# Kepler bottle with pontive



## Greg H (Dec 4, 2011)

I have an old Kepler bottle with a round pontive mark on the bottom. The bottle is brown in color and I found a pic on this forum (kepler bottle - 2/11/2005 2:09:47 AM) of a simular bottle but that one has writing on the bottom and no pontive, so it is probably not as old as the one I have.


----------



## Dansalata (Dec 4, 2011)

WHATS A PONTIVE ???[][][]


----------



## Greg H (Dec 4, 2011)

The pic I used is from the older forum post[]


----------



## Greg H (Dec 4, 2011)

A pontive or pontif (not sure of the spelling) is the mark on the bottom of old glass that shows it was attached to a rod when fired, from my research so far seems to tell me that it would make it before 1860's, does anyone know what the value might be?
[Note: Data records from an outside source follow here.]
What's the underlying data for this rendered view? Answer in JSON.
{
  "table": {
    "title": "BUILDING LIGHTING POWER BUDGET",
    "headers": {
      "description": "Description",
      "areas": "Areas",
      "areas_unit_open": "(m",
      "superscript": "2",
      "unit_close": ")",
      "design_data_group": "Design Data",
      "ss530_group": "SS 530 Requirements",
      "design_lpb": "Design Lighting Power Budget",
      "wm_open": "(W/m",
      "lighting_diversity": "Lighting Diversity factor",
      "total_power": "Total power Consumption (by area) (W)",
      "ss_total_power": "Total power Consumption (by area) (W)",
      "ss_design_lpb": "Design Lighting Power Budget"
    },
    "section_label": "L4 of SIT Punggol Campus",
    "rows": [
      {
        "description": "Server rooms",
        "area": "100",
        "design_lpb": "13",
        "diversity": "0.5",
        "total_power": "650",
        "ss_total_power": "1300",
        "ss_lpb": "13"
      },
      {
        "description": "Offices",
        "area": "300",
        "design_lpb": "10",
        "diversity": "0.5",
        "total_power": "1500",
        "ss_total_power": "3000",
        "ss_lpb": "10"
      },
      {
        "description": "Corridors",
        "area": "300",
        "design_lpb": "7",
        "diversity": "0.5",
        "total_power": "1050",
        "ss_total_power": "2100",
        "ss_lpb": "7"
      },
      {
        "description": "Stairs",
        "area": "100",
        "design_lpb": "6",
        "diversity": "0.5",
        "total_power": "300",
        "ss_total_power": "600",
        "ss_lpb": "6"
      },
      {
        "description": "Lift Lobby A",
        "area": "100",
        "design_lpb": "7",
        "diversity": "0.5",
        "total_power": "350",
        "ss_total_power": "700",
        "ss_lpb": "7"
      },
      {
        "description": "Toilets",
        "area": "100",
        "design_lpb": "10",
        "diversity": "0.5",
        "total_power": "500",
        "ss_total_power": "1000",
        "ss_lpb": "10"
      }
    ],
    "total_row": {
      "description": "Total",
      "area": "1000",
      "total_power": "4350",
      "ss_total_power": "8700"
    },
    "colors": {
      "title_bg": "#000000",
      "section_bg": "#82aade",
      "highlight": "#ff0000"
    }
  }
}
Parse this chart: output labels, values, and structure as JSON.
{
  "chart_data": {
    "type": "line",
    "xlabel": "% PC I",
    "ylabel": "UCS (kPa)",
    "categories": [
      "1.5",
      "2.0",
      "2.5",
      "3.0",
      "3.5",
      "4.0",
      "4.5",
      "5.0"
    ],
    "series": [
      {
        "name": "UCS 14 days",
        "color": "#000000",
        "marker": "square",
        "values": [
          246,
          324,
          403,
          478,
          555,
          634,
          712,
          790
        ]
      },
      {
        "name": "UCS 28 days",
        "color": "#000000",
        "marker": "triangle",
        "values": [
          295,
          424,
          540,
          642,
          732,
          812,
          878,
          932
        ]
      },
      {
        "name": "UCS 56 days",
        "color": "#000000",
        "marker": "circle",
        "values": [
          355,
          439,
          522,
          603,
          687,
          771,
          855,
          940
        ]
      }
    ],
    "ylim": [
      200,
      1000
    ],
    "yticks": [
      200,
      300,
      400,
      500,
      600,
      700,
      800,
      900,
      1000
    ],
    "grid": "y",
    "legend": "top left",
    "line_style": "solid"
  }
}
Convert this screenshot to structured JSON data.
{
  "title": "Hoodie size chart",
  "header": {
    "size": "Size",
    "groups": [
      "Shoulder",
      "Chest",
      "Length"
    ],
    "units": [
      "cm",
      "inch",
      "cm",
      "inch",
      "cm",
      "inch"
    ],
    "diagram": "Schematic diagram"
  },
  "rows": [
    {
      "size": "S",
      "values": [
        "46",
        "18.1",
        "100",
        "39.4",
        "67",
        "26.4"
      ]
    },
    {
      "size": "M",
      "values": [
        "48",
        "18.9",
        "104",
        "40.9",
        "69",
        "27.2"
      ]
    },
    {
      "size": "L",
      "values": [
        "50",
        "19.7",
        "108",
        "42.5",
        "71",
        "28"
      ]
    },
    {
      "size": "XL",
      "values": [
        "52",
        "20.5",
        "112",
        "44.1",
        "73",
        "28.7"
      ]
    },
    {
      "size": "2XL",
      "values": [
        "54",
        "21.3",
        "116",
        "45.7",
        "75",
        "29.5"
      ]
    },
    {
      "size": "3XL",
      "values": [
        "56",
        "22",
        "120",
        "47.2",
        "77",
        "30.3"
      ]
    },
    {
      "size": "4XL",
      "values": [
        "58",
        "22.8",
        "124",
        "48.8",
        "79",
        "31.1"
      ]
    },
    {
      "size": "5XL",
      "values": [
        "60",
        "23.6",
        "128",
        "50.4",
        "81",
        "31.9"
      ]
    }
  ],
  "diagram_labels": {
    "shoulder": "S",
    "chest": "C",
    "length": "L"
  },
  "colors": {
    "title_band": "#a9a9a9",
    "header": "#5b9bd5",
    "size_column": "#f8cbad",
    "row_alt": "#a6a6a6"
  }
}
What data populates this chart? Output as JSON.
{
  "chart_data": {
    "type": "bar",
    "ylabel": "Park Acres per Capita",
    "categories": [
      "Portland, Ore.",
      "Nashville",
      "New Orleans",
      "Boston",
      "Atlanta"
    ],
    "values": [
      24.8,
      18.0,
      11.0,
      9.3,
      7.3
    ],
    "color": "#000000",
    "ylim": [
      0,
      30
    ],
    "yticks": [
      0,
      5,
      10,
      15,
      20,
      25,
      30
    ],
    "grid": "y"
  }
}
Bottle could use some cleaning but no chips or cracks are present and lid or cork is missing. I used other image since I do not have one of my bottle. Bottle is about 3.75 inches tall and same design as newer bottle in image.


----------



## Dansalata (Dec 4, 2011)

DUDE ITS CALLED A PONTIL..I WAS JIVING YA...WELCOME TO THE FORUM!!![]


----------



## woody (Dec 4, 2011)

Looks too new to have a pontil scar on the base of the bottle.[]


----------



## Greg H (Dec 4, 2011)

OK thanks I am obviously new at this, do you have an idea of the value? I also have a number of other bottles, some old some collectables, I have found over the years and am looking at selling what I have as my wife and I are looking to start our own business.


----------



## AntiqueMeds (Dec 4, 2011)

Kepler Wellcome chemical works was founded in 1896 and made various cod liver preparations


----------



## Greg H (Dec 4, 2011)

Here is a pic of the bottom of my bottle, is the round scar not a pontil?


----------



## Penn Digger (Dec 4, 2011)

I wouldn't call that a pontil.

 PD


----------



## AntiqueMeds (Dec 4, 2011)

That base indicates a cup mold probably from a few years into the 20th century , assuming its handblown (is it?).


----------



## Greg H (Dec 4, 2011)

I am new to this and not sure how to tell if hand blown can you help?


----------



## cyberdigger (Dec 4, 2011)

Hi Greg, welcome to the forum!
 The mark on the base could be an "Owens ring" which appears on many early machine made bottles.. named after the Owens Automatic Bottle machine, which revolutionized bottle production at the beginning of the 1900's.. you need to check the mold seam.. if it goes all the way up to the top of the lip, it's machine-made..


----------



## Greg H (Dec 4, 2011)

There seems to be a seam on the neck and around the base of the neck but nothing on the bottle its self.


----------



## AntiqueMeds (Dec 4, 2011)

on a square or rectangular bottle the seam would be at the corners and hard to see.

 try this link if it works...
 http://www.sha.org/bottle/body.htm#Machine-made body features


----------



## Greg H (Dec 4, 2011)

Ah yes thanks for the help there r two seams down two corners, I imagine this would make this bottle of little value?


----------



## woody (Dec 4, 2011)

Yes, Greg. It probably has very little value, monetarily wise. Keep looking, though.[]


----------



## AntiqueMeds (Dec 4, 2011)

Not worth much but consider its still probably close to 100 years old so still interesting.


----------